There has been progress in addressing child equity in South Africa, according to the report but there are key challenges:

  • Nearly one in four children under the age of five still suffer from stunted growth.
  • Globally, fewer than two out of five children under six months of age are breastfed exclusively, a critical practice for child survival and wellbeing.
  • Progress on birth registration has been uneven, but least developed countries, as a whole, have recorded the sharpest gains in recent years.
  • There is a high degree of variation in rates of child marriage from region to region, with the highest prevalence in South-Asia and sub-Saharan Africa.
  • Africa’s increasing share of the world’s child population makes investing in children, particularly the poorest, more imperative than ever. Africa lies at the crossroads of two major trends: rising populations and accelerated urbanisation. The intersection of these trends can create a negatively reinforced cycle of deprivation.

“Unicef’s 2015 Child Equity Report, entitled For Every Child a Fair Chance, shows that today 721 million fewer people live in poverty than did 30 years ago,” Dlhomo said. “It’s a definite progression – but, of those people still living in poverty, 47% of these are children.

“This statistic poignantly highlights the need for equity and that there needs to be radical social change which ensures that fewer children live in poverty and that more have a fair chance in using their wings to achieve greatness and to soar.”

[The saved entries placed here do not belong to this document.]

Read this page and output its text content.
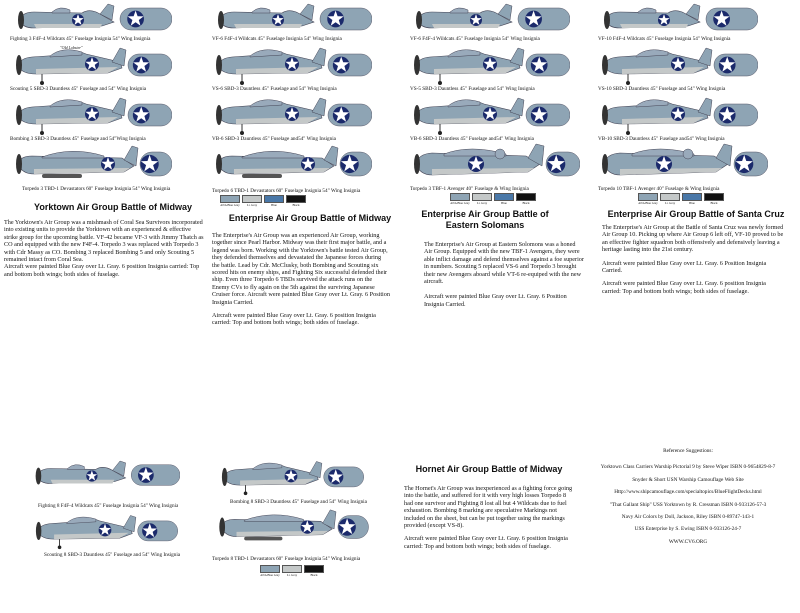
Fighting 3 F4F-4 Wildcats 45" Fuselage Insignia 54" Wing Insignia
"Old Lobster"
Scouting 5 SBD-3 Dauntless 45" Fuselage and 54" Wing Insignia
Bombing 3 SBD-3 Dauntless 45" Fuselage and 54"Wing Insignia
Torpedo 3 TBD-1 Devastators 60" Fuselage Insignia 54" Wing Insignia
Yorktown Air Group Battle of Midway

The Yorktown's Air Group was a mishmash of Coral Sea Survivors incorporated into existing units to provide the Yorktown with an experienced & effective strike group for the upcoming battle. VF-42 became VF-3 with Jimmy Thatch as CO and equipped with the new F4F-4. Torpedo 3 was replaced with Torpedo 3 with Cdr Massy as CO. Bombing 3 replaced Bombing 5 and only Scouting 5 remained intact from Coral Sea.

Aircraft were painted Blue Gray over Lt. Gray. 6 position Insignia carried: Top and bottom both wings; both sides of fuselage.

VF-6 F4F-4 Wildcats 45" Fuselage Insignia 54" Wing Insignia
VS-6 SBD-3 Dauntless 45" Fuselage and 54" Wing Insignia
VB-6 SBD-3 Dauntless 45" Fuselage and54" Wing Insignia
Torpedo 6 TBD-1 Devastators 60" Fuselage Insignia 54" Wing Insignia
ANA Blue Gray	Lt. Gray	Blue	Black
Enterprise Air Group Battle of Midway

The Enterprise's Air Group was an experienced Air Group, working together since Pearl Harbor. Midway was their first major battle, and a legend was born. Working with the Yorktown's battle tested Air Group, they defended themselves and devastated the Japanese forces during the battle. Lead by Cdr. McClusky, both Bombing and Scouting six scored hits on enemy ships, and Fighting Six successful defended their ship. Even three Torpedo 6 TBDs survived the attack runs on the Enemy CVs to fly again on the 5th against the surviving Japanese Cruiser force. Aircraft were painted Blue Gray over Lt. Gray. 6 Position Insignia Carried.

Aircraft were painted Blue Gray over Lt. Gray. 6 position Insignia carried: Top and bottom both wings; both sides of fuselage.

VF-6 F4F-4 Wildcats 45" Fuselage Insignia 54" Wing Insignia
VS-5 SBD-3 Dauntless 45" Fuselage and 54" Wing Insignia
VB-6 SBD-3 Dauntless 45" Fuselage and54" Wing Insignia
Torpedo 3 TBF-1 Avenger 40" Fuselage & Wing Insignia
ANA Blue Gray	Lt. Gray	Blue	Black
Enterprise Air Group Battle of Eastern Solomans

The Enterprise's Air Group at Eastern Solomons was a honed Air Group. Equipped with the new TBF-1 Avengers, they were able inflict damage and defend themselves against a foe superior in numbers. Scouting 5 replaced VS-6 and Torpedo 3 brought their new Avengers aboard while VT-6 re-equiped with the new aircraft.

Aircraft were painted Blue Gray over Lt. Gray. 6 Position Insignia Carried.

VF-10 F4F-4 Wildcats 45" Fuselage Insignia 54" Wing Insignia
VS-10 SBD-3 Dauntless 45" Fuselage and 54" Wing Insignia
VB-10 SBD-3 Dauntless 45" Fuselage and54" Wing Insignia
Torpedo 10 TBF-1 Avenger 40" Fuselage & Wing Insignia
ANA Blue Gray	Lt. Gray	Blue	Black
Enterprise Air Group Battle of Santa Cruz

The Enterprise's Air Group at the Battle of Santa Cruz was newly formed Air Group 10. Picking up where Air Group 6 left off, VF-10 proved to be an effective fighter squadron both offensively and defensively leaving a heritage lasting into the 21st century.

Aircraft were painted Blue Gray over Lt. Gray. 6 Position Insignia Carried.

Aircraft were painted Blue Gray over Lt. Gray. 6 position Insignia carried: Top and bottom both wings; both sides of fuselage.

Fighting 8 F4F-4 Wildcats 45" Fuselage Insignia 54" Wing Insignia
Scouting 8 SBD-3 Dauntless 45" Fuselage and 54" Wing Insignia
Bombing 8 SBD-3 Dauntless 45" Fuselage and 54" Wing Insignia
Torpedo 8 TBD-1 Devastators 60" Fuselage Insignia 54" Wing Insignia
ANA Blue Gray	Lt. Gray	Black
Hornet Air Group Battle of Midway

The Hornet's Air Group was inexperienced as a fighting force going into the battle, and suffered for it with very high losses Torpedo 8 had one survivor and Fighting 8 lost all but 4 Wildcats due to fuel exhaustion. Bombing 8 marking are speculative Markings not included on the sheet, but can be put together using the markings provided (except VS-8).

Aircraft were painted Blue Gray over Lt. Gray. 6 position Insignia carried: Top and bottom both wings; both sides of fuselage.

Reference Suggestions:

Yorktown Class Carriers Warship Pictorial 9 by Steve Wiper ISBN 0-9654829-8-7

Snyder & Short USN Warship Camouflage Web Site

Http://www.shipcamouflage.com/specialtopics/BlueFlightDecks.html

"That Gallant Ship" USS Yorktown by R. Cressman ISBN 0-933126-57-3

Navy Air Colors by Doll, Jackson, Riley ISBN 0-89747-143-1

USS Enterprise by S. Ewing ISBN 0-933126-24-7

WWW.CV6.ORG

PROJECTIONS FOR PROGRESS BY 2030

Unaddressed, inequalities in childhood and adolescence will continue to generate problematic outcomes for families around the world, reads the report. Current rates of progress are insufficient to close gaps in equity by 2030.

Without accelerated progress, for example:

  • Population growth in lower-performing regions will leave the same number of children out of school in 2030 as there are today.
  • Almost 120 million children will suffer from stunted growth by 2030, denying them a fair chance at growth and development.
  • The world will be able to eliminate open defecation over the next 15 years only if it doubles the current rate of reduction.

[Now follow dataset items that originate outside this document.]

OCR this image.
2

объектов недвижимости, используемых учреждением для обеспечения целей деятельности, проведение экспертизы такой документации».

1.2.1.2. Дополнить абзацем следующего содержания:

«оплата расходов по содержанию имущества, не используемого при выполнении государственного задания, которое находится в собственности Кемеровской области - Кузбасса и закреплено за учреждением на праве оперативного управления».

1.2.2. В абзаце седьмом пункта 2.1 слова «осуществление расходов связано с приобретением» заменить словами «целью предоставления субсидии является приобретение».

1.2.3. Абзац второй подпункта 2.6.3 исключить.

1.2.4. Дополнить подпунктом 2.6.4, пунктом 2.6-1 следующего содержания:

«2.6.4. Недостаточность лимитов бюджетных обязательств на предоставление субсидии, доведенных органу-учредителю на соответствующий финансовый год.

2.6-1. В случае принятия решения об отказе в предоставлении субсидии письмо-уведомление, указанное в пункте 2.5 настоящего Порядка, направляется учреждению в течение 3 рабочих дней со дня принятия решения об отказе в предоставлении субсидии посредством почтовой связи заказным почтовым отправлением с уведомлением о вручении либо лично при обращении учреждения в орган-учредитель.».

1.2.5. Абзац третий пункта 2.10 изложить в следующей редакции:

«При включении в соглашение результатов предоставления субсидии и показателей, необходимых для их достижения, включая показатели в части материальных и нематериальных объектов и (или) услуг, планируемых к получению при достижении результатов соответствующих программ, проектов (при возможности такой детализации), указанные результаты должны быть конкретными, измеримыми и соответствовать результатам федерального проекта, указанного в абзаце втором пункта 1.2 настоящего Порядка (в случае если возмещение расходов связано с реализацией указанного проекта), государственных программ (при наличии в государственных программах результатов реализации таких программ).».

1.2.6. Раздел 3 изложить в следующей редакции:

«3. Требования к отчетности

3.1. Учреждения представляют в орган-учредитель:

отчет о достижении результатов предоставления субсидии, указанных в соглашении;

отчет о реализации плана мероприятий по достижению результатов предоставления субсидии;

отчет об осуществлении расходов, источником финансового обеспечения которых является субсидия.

“We’re proud to be in partnership with Unicef, an organisation whose programmes focus on improving the standards of living of the world’s most disadvantaged children,” Dlhomo said. “The launch of the equity report comes ahead of the 16 Days of Activism for No Violence against Women and Children campaign, which commences on 25 November 2015. This is also the International Day for the Elimination of Violence against Women.

“The need for these significant days and periods are also a reflection of the broken society within which we live and within which we expect a positive future from our children and youth. Ndalo Media recognises that in order to see our children and the youth experience a positive future, we need to give them the adequate support that will prevent them from having clipped wings.”